Gedanklich machte er sich eine Notiz. Er musste unbedingt mit Amanda über ihr Verhalten sprechen. Wenn sie ihre Befindlichkeiten auf andere projizierte, konnte das ein schlimmes Ende nehmen.
Nach dem Dessert räusperte sich Dugal und zog wie erwartet die Aufmerksamkeit aller am Tisch auf sich.
„Ms. Bauer, Oliver wird Ihnen morgen Vormittag die Gemälde zeigen, derentwegen ich Sie hergebeten habe. Ich persönlich kann nicht anwesend sein, da ich in wenigen Stunden nach Edinburgh aufbrechen werde. Ich hoffe, im Laufe des morgigen Tages zurück zu sein.“
Amanda grummelte leise bei Dugals Bemerkung, zuckte jedoch unter seinem vernichtenden Blick zusammen.

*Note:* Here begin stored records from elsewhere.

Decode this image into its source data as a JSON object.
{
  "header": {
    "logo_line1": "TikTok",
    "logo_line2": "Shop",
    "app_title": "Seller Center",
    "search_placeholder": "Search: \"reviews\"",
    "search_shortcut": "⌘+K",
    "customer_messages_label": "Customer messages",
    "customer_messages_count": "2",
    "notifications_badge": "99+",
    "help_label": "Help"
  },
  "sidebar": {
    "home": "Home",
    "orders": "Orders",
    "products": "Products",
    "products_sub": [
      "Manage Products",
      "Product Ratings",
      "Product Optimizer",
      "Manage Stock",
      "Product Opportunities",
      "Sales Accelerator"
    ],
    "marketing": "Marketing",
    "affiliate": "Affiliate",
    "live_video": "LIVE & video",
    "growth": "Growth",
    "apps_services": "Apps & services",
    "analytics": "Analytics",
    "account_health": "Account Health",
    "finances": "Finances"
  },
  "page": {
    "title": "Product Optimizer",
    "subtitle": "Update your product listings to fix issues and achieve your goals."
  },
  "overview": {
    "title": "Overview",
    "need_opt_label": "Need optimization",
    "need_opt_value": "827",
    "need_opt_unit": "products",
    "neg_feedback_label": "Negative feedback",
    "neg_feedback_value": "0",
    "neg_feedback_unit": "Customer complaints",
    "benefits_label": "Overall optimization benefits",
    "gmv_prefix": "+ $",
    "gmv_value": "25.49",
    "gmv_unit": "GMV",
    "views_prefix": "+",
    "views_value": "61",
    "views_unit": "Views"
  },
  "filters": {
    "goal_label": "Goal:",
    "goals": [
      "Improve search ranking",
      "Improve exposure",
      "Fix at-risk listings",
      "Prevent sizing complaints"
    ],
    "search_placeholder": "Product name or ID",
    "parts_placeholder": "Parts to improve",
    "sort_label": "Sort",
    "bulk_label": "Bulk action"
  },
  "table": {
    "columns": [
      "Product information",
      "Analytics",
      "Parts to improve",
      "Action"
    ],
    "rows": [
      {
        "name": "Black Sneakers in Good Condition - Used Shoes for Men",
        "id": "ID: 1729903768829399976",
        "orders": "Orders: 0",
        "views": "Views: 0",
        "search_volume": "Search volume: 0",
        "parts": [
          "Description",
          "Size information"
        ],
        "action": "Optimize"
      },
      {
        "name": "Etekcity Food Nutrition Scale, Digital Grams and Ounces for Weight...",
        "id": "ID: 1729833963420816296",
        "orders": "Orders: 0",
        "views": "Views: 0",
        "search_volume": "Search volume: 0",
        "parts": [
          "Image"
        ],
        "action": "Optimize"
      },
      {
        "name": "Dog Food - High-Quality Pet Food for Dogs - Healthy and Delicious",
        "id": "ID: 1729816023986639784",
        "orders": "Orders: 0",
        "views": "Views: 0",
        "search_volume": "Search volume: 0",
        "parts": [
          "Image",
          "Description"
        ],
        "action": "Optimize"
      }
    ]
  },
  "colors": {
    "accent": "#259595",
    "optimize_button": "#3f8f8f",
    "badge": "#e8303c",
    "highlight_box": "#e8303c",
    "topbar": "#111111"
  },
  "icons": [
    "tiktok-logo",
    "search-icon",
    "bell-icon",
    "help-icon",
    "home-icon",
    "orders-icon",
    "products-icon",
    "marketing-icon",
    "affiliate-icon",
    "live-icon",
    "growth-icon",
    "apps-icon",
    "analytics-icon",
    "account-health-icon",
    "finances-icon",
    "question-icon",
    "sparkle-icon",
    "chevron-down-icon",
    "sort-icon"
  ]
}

„Amanda und Jasper werden in den frühen Morgenstunden ebenfalls die Insel verlassen. Wenn Sie also Fragen oder Wünsche haben, wenden Sie sich bitte vertrauensvoll an Oliver und William. … Damit hebe ich die Tafel auf und wünsche allseits eine geruhsame Nacht. Sie entschuldigen mich bitte.“ Mit dem letzten Wort nickte Dugal in die Runde, erhob sich und schritt, ohne sich nochmals umzuschauen, aus dem Raum.
Amanda, Jasper und Oliver kannten seine Art und Weise des Abgangs. Elfriede hingegen blieb sie ein Rätsel.